Dixie, the blond girl, disappeared and reappeared at the other side of the table beside the physick, who glared at her crossly.
“Do cut that out, Dixie.”
“I can’t help it; I’m excited. We didn’t know if you were going to come back,” Dixie explained to Danny.
“I wasn’t sure myself,” Danny said. “Devoy sent for me to come back early, I still don’t know why.”
“I see blood,” Toxique said suddenly, “blood and death.”
Toxique had the Gift of Anticipation and could often tell what was just about to happen.

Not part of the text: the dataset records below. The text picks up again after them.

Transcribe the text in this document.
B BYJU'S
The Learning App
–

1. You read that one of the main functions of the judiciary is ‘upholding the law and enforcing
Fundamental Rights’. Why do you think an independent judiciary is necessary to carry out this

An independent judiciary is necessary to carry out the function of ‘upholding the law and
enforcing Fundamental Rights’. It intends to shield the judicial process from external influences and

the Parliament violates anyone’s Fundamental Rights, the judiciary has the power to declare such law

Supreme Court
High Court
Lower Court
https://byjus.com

“Give it a break, Toxique,” Les said.
“Honestly,” Vandra said, “I thought you’d gotten over all that blood and death stuff.” Toxique looked abashed, but Danny grasped his arm.
“You’re right,” he said quietly, “there
is
blood and death in the air.” He told them about the Unknown Spy’s wife.
“Blimey,” Dixie said, “things have a habit of happening around you, did you ever notice that?”
“Least it makes life interesting,” Les said. “It’s been pretty boring around here since the holidays started and everyone went home.”
“Boring, boring, boring.” Dixie rolled her eyes.
“Christmas was nice,” Vandra said. “Devoy got us all presents, as usual, and we had a nice meal.”
“Except the meal was in Brunholm’s rooms,” Les said. “Toxique was convinced the man was going to poison the lot of us. We had to listen to Brunholm sing ‘Good King Wenceslas.’ Not for the fainthearted.”
“The lady was murdered,” Toxique said quietly. “We need to find out who did it, and why. Could be one of us next.”
“He’s right,” Vandra said. “If Devoy brought you here early, then something’s up, and the murder could be connected. We must put our heads together and think about it.”
“Perhaps not solve the murder,” Danny said. “McGuinness is working on that. But if we could find out
about the Unknown Spy and his wife, who they really were …”
“Good idea,” Dixie said brightly. “How?”
“We need to get a look around the Unknown Spy’s room,” Les said. “Stands to reason there’s got to be answers there.”
“Danny isn’t doing that today,” Vandra said. “Look at him—he’s out on his feet.”
“Here,” Les said, sliding a dish of bacon, sausage and fried egg toward him. “That’ll set you up.”
“Whoops,” Dixie said, “how was your Christmas? Never thought to ask.”
Danny stuck a fork into a sausage and took a great bite, as much to avoid answering Dixie as from hunger. He was aware of Les watching him with concern. When finally he’d finished eating and they were all walking together down the Ravensdale street, he found Les beside him.